2、 日本でも縦割り行政と言われるように、横の連携が必ずしも良くない情況は時々報じられていますが、中国ではより深刻な様です。日本ではあまり報道されないが、中国に於ける国家安全部の強大な権力は、壮大なオフィスビルが各地に林立されている情況からだけでも、容易に推測可能でしょう。武装警察と共に25年前の天安門事件発生ごろから強化され、予算や人員も解放軍に匹敵すると言われます。天安門事件が発生したころは、その取締りに公安当局は優柔不断であり、我々北京駐在日本人は再三に亘り、「もし類似状況が日本の皇居前広場で発生すれば、直ちに消防署の力も借りて、この様な違法座り込みは解散させるでしょう。中国当局が出来ない訳がない」として、中国側に申し入れをした程でした。
3、 国家安全委員会が解放軍や外交当局も含めて一元的に統制していけるかどうかは疑問ですが、この様な組織を新たに設立せざるを得ないと言うことは、党中央の指導力強化を目指していることは間違いないでしょう。汚職撲滅や所得格差の縮小、公害対策等なかなか成果が上がらない実情もあります。貧しい農民や労働者即ち一般大衆の味方であった中国共産党も時間が経過すると、何時の間にか特権階級に変色してしまいました。中国では斯様な人達を権貴族と言いますが、私が昔中国と並んで交流したソ連の人達は、ずばり「支配階級」と称していました。
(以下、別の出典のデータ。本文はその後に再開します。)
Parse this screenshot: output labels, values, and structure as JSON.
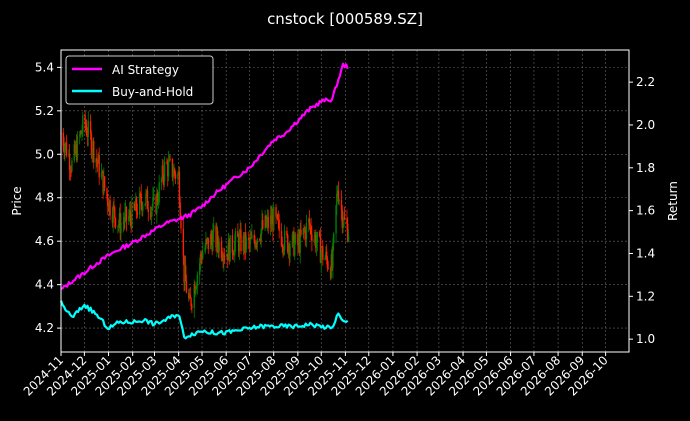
{
  "chart_data": {
    "type": "line",
    "title": "cnstock [000589.SZ]",
    "ylabel_left": "Price",
    "ylabel_right": "Return",
    "xlabel": "",
    "ylim_left": [
      4.09,
      5.48
    ],
    "ylim_right": [
      0.94,
      2.35
    ],
    "yticks_left": [
      4.2,
      4.4,
      4.6,
      4.8,
      5.0,
      5.2,
      5.4
    ],
    "yticks_right": [
      1.0,
      1.2,
      1.4,
      1.6,
      1.8,
      2.0,
      2.2
    ],
    "xtick_labels": [
      "2024-11",
      "2024-12",
      "2025-01",
      "2025-02",
      "2025-03",
      "2025-04",
      "2025-05",
      "2025-06",
      "2025-07",
      "2025-08",
      "2025-09",
      "2025-10",
      "2025-11",
      "2025-12",
      "2026-01",
      "2026-02",
      "2026-03",
      "2026-04",
      "2026-05",
      "2026-06",
      "2026-07",
      "2026-08",
      "2026-09",
      "2026-10"
    ],
    "xlim": [
      "2024-11-01",
      "2026-10-31"
    ],
    "grid": true,
    "legend_position": "top-left",
    "colors": {
      "background": "#000000",
      "ai_strategy": "#ff00ff",
      "buy_and_hold": "#00ffff",
      "candle_up": "#008000",
      "candle_down": "#ff2000",
      "grid": "#666666"
    },
    "price_series": {
      "dates": [
        "2024-11-01",
        "2024-11-15",
        "2024-12-01",
        "2024-12-15",
        "2025-01-01",
        "2025-01-15",
        "2025-02-01",
        "2025-02-15",
        "2025-03-01",
        "2025-03-15",
        "2025-04-01",
        "2025-04-08",
        "2025-04-15",
        "2025-05-01",
        "2025-05-15",
        "2025-06-01",
        "2025-06-15",
        "2025-07-01",
        "2025-07-15",
        "2025-08-01",
        "2025-08-15",
        "2025-09-01",
        "2025-09-15",
        "2025-10-01",
        "2025-10-15",
        "2025-10-22",
        "2025-10-29",
        "2025-11-05"
      ],
      "close": [
        5.1,
        4.95,
        5.15,
        5.0,
        4.78,
        4.68,
        4.72,
        4.8,
        4.75,
        4.95,
        4.9,
        4.45,
        4.3,
        4.55,
        4.62,
        4.55,
        4.6,
        4.58,
        4.65,
        4.7,
        4.6,
        4.58,
        4.68,
        4.55,
        4.48,
        4.85,
        4.7,
        4.65
      ]
    },
    "series": [
      {
        "name": "AI Strategy",
        "dates": [
          "2024-11-01",
          "2024-11-15",
          "2024-12-01",
          "2024-12-15",
          "2025-01-01",
          "2025-01-15",
          "2025-02-01",
          "2025-02-15",
          "2025-03-01",
          "2025-03-15",
          "2025-04-01",
          "2025-04-15",
          "2025-05-01",
          "2025-05-15",
          "2025-06-01",
          "2025-06-15",
          "2025-07-01",
          "2025-07-15",
          "2025-08-01",
          "2025-08-15",
          "2025-09-01",
          "2025-09-15",
          "2025-10-01",
          "2025-10-15",
          "2025-10-22",
          "2025-10-29",
          "2025-11-05"
        ],
        "values": [
          1.23,
          1.27,
          1.31,
          1.35,
          1.39,
          1.42,
          1.45,
          1.48,
          1.51,
          1.54,
          1.56,
          1.58,
          1.62,
          1.67,
          1.72,
          1.76,
          1.8,
          1.86,
          1.93,
          1.96,
          2.02,
          2.07,
          2.11,
          2.12,
          2.2,
          2.28,
          2.27
        ]
      },
      {
        "name": "Buy-and-Hold",
        "dates": [
          "2024-11-01",
          "2024-11-15",
          "2024-12-01",
          "2024-12-15",
          "2025-01-01",
          "2025-01-15",
          "2025-02-01",
          "2025-02-15",
          "2025-03-01",
          "2025-03-15",
          "2025-04-01",
          "2025-04-08",
          "2025-04-15",
          "2025-05-01",
          "2025-05-15",
          "2025-06-01",
          "2025-06-15",
          "2025-07-01",
          "2025-07-15",
          "2025-08-01",
          "2025-08-15",
          "2025-09-01",
          "2025-09-15",
          "2025-10-01",
          "2025-10-15",
          "2025-10-22",
          "2025-10-29",
          "2025-11-05"
        ],
        "values": [
          1.17,
          1.1,
          1.16,
          1.12,
          1.05,
          1.08,
          1.08,
          1.09,
          1.07,
          1.09,
          1.12,
          1.01,
          1.02,
          1.04,
          1.03,
          1.03,
          1.04,
          1.05,
          1.06,
          1.06,
          1.06,
          1.06,
          1.07,
          1.06,
          1.05,
          1.12,
          1.08,
          1.08
        ]
      }
    ]
  }
}
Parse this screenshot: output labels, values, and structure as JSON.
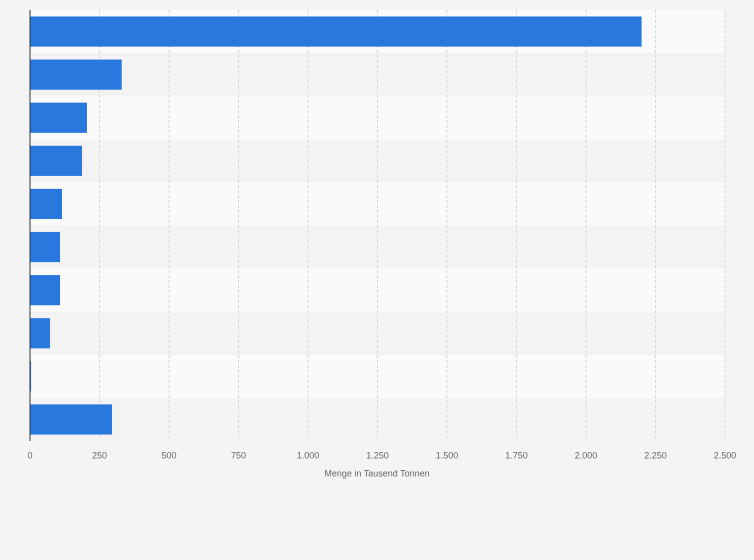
{
  "chart_data": {
    "type": "bar",
    "orientation": "horizontal",
    "x_label": "Menge in Tausend Tonnen",
    "categories": [
      null,
      null,
      null,
      null,
      null,
      null,
      null,
      null,
      null,
      null
    ],
    "values": [
      2200,
      330,
      205,
      187,
      115,
      108,
      108,
      72,
      4,
      295
    ],
    "color": "#2878de",
    "xlim": [
      0,
      2500
    ],
    "xticks": [
      0,
      250,
      500,
      750,
      {
        "value": 1000,
        "label": "1.000"
      },
      {
        "value": 1250,
        "label": "1.250"
      },
      {
        "value": 1500,
        "label": "1.500"
      },
      {
        "value": 1750,
        "label": "1.750"
      },
      {
        "value": 2000,
        "label": "2.000"
      },
      {
        "value": 2250,
        "label": "2.250"
      },
      {
        "value": 2500,
        "label": "2.500"
      }
    ],
    "grid": true
  }
}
やはり「権力は腐敗し易く、絶対的な権力は絶対に腐敗する」と言う歴史的に証明された事象は、残念ながら中国でも同様と言えるでしょう。既得権者に切り込むのは極めて困難ですが、思い切った改革が不可欠でしょう。只推進する過程が中国国内だけでなく、対外的にも悪い影響を与えるハードランディングではなく、ソフトランディングであることを祈りたく。
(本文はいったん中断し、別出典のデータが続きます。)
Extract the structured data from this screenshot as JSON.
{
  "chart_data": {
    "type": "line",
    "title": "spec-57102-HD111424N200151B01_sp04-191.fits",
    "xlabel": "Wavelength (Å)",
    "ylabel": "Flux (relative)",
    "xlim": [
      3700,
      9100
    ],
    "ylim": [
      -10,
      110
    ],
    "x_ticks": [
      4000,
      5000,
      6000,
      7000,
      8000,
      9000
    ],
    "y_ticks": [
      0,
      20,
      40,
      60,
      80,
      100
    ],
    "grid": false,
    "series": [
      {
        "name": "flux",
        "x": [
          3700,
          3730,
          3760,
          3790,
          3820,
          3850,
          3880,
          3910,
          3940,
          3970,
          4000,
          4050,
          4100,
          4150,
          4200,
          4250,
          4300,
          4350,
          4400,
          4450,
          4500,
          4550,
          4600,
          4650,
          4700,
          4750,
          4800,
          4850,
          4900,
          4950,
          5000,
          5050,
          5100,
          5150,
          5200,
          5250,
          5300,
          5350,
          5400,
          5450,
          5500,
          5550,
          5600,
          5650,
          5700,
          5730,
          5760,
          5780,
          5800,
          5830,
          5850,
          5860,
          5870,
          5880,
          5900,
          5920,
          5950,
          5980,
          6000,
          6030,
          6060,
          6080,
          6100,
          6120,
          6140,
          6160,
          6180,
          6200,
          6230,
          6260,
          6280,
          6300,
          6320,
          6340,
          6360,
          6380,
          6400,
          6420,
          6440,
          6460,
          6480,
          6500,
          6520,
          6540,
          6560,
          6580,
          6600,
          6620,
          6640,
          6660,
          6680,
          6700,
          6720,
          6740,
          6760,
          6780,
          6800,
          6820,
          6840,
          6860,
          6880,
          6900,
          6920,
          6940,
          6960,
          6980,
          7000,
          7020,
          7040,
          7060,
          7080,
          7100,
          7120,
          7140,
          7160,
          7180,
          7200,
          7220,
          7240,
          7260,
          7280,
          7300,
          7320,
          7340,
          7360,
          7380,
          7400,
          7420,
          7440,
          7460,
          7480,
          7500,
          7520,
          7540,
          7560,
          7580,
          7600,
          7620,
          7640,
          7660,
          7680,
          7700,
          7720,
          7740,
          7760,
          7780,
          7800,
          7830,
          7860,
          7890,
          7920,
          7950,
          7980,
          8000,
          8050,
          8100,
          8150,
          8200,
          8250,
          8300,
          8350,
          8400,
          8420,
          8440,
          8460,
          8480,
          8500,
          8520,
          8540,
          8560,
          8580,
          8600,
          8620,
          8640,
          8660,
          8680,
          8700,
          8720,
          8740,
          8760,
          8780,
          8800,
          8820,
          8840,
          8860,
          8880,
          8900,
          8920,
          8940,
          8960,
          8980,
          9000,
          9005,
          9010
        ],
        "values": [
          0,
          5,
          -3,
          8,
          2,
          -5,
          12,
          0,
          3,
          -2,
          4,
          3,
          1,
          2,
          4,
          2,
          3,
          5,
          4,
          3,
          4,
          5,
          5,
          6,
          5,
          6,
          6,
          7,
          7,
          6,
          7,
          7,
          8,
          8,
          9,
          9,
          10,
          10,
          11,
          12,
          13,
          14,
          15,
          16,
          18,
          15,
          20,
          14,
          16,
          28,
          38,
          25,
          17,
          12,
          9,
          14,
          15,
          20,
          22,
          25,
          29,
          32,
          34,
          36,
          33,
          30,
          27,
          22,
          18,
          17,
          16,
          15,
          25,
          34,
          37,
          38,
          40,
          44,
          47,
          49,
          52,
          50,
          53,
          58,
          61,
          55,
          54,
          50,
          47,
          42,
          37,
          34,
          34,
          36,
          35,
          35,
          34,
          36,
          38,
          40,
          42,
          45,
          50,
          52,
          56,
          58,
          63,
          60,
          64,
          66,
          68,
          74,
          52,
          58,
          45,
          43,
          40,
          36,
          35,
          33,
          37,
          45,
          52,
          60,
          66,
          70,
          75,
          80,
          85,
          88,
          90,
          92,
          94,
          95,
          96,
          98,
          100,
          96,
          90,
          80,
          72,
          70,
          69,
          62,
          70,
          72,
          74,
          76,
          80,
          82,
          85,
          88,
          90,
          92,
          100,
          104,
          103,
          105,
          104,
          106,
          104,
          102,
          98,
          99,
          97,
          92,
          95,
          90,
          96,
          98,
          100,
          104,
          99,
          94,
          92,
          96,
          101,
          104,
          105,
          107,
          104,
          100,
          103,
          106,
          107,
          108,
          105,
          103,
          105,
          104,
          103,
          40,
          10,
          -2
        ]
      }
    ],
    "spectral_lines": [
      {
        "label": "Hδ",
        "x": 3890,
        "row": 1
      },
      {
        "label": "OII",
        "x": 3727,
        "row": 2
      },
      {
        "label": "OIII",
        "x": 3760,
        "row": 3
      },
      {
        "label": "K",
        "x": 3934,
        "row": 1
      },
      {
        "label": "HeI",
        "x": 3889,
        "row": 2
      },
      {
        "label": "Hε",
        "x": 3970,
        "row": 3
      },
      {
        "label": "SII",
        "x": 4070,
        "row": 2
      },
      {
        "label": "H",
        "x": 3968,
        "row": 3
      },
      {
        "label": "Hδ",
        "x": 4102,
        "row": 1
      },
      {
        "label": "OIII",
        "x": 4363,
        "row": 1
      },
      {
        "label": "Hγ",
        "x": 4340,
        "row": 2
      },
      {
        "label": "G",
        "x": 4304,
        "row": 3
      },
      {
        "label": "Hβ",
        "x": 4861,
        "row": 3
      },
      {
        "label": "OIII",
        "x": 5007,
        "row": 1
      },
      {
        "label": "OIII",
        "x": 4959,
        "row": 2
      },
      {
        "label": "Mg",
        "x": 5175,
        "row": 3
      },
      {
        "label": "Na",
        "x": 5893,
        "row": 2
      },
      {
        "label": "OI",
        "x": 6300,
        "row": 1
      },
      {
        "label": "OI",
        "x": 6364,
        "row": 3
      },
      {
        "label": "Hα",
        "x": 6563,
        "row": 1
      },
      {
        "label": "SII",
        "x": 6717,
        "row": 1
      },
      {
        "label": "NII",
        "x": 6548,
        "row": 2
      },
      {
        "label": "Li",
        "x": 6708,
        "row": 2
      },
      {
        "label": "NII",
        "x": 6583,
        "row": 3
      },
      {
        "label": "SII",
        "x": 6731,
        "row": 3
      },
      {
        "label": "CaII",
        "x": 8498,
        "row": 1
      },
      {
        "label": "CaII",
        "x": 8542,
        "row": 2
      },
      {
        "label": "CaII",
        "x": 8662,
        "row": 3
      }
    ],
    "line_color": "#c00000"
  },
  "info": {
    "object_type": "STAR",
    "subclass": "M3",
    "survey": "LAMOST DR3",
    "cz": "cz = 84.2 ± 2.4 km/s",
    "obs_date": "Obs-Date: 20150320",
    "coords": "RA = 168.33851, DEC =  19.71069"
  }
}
4、 新華社が伝えた「3中総会」のコミュニケを読んで、昔再三中国政府の中堅幹部より聞かされた、「中国の指導層にとって最重要課題は、国の統一を守ること及びどんな災害があっても人民大衆の食の問題を保証することの2点である」を思い出しました。
この現代的意味は①貧困を撲滅し所得格差を縮小し、少数民族を含め国家統一を保持することであり、②環境保全を徹底し、農民をして営農意欲を奪わないことであると見られます。人治主義から法治主義に移行し、社会的公平と公正を確保していけるかどうか
今後とも注目していきましょう。